Quelles que soient les considérations des uns et des autres, le nœud dit sunnite a donc été réglé après avoir occupé le devant de la scène et retardé la formation du gouvernement pendant au moins deux mois.
Cet obstacle surmonté, il ne restait plus que la distribution des portefeuilles sur la base de la demande du CPL de procéder à certains changements, notamment au niveau du ministère de l’Environnement, qui devait en principe revenir au mouvement Amal et que M. Bassil réclamait pour son camp. Ce changement pouvait paraître mineur et simple, mais, au Liban, le moindre petit détail peut prendre une importance démesurée, alors que les questions stratégiques peuvent devenir de simples détails. Tout est dans l’intention, et ce qui semble une affaire secondaire après les grands obstacles qui ont été surmontés peut se transformer en problème insoluble si les parties concernées décident de ne pas faciliter la naissance du gouvernement. Ce qui est sûr, c’est que le suspense aura demeuré jusqu’au bout, d’autant que les attentes des Libanais ont été à maintes reprises déçues au cours des huit derniers mois. D’ailleurs, un certain scepticisme était encore exprimé hier dans la journée par le leader druze Walid Joumblatt. Les milieux des Forces libanaises ont aussi laissé transparaître des réticences, en faisant valoir que leur chef, Samir Geagea, avait déjà choisi ses ministres en fonction des portefeuilles qui leur seront octroyés et qu’il pouvait difficilement se rétracter. Au final, les FL ont toutefois accepté un ultime échange qui réglait le problème de la distribution des portefeuilles.

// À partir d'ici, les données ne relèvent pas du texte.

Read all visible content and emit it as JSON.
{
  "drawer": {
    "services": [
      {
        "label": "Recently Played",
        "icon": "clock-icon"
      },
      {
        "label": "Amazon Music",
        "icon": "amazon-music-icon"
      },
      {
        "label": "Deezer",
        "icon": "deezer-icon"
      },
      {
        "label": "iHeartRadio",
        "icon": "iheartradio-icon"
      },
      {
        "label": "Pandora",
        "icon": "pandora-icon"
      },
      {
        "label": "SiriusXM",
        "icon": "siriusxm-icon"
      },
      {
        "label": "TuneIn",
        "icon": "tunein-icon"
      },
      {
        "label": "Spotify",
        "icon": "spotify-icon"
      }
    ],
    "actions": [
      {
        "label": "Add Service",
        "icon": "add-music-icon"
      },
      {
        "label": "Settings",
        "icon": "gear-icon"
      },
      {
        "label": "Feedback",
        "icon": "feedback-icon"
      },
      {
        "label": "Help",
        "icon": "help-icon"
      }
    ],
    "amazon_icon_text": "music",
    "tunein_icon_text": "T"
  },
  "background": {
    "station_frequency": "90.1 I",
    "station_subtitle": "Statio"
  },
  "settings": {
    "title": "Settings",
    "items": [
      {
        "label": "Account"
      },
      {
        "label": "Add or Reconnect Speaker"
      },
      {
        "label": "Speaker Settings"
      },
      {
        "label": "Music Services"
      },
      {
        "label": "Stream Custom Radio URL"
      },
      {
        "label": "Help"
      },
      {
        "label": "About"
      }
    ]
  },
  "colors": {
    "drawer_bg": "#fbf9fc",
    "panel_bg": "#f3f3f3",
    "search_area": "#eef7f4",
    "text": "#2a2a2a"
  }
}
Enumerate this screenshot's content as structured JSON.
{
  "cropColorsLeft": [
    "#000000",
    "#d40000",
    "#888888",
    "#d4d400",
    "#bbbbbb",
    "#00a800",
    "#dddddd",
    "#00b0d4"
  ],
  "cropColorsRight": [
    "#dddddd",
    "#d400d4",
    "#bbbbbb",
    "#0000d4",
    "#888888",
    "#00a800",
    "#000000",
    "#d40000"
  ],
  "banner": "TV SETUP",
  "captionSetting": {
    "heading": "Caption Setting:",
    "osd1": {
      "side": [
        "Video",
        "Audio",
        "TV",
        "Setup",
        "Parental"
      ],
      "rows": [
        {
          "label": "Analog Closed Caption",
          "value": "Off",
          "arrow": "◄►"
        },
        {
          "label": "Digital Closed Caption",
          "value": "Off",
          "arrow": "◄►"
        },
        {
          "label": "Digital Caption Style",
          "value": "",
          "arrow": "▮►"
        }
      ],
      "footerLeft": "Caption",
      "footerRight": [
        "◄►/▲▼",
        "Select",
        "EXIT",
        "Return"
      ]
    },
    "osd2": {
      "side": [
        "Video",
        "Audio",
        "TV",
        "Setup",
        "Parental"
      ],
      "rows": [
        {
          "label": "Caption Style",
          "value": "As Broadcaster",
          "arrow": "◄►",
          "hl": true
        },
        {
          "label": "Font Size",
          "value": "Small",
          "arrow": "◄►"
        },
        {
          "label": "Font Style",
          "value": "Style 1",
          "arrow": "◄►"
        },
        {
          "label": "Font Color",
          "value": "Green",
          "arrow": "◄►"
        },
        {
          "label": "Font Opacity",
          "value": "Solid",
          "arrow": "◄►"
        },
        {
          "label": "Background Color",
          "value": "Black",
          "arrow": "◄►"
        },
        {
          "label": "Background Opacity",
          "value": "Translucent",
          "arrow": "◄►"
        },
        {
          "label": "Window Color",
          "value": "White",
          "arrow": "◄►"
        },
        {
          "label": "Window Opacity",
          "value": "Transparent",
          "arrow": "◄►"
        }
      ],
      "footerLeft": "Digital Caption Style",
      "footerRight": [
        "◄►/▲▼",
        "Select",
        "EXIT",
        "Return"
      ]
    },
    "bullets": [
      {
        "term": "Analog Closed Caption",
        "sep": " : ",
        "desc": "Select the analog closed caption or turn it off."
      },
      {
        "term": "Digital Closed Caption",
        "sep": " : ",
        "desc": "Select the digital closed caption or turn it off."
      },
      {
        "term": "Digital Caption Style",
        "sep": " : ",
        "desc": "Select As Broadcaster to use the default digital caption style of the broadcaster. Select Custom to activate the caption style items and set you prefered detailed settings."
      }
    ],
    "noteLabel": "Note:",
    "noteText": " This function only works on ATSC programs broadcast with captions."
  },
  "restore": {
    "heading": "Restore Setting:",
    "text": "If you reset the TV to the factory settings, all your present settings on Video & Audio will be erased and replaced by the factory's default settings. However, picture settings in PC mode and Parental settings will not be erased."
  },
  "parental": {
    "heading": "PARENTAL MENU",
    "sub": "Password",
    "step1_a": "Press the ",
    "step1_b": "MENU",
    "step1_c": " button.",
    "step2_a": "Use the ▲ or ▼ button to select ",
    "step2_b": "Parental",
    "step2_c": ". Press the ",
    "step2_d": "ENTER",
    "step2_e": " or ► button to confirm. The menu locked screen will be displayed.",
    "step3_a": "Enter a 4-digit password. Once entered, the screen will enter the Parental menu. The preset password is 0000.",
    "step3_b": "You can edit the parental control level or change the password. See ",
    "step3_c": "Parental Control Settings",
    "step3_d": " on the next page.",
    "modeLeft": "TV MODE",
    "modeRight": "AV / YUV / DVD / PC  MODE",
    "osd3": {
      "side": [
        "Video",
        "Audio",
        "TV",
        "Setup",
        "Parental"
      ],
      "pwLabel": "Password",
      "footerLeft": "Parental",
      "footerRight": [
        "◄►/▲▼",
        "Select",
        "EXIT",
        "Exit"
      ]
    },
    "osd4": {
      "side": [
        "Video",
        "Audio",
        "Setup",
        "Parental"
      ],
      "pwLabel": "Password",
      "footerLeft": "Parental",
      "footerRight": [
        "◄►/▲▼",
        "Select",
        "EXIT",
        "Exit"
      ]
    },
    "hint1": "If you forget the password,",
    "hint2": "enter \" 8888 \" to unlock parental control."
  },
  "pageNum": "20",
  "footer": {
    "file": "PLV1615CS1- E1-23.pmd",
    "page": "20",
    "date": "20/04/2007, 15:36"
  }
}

Pour de nombreux observateurs, les problèmes sont en apparence internes, mais ils cachent à peine le conflit régional et international qui se répercute au Liban. La visite du secrétaire adjoint américain au Trésor Marshall Billingslea à Beyrouth en ce moment précis et les propos qu’il a tenus lors d’une rencontre avec les journalistes au sujet de l’octroi du ministère de la Santé au Hezbollah, qui reflètent une opposition à peine déguisée, ne sont pas une simple coïncidence. Pour les uns, il s’agissait d’un mot d’ordre, voire d’un avertissement, pour retarder encore la formation du gouvernement. Pour d’autres, au contraire, la position américaine devait être un motif suffisant pour que le Hezbollah pousse justement vers la formation du gouvernement en intervenant auprès de ses alliés.Au final, le suspense est tombé hier soir, comme l’avait prévu l’ambassadeur des Émirats arabes unis à Beyrouth, avant de préciser qu’il ne faisait que refléter le climat général.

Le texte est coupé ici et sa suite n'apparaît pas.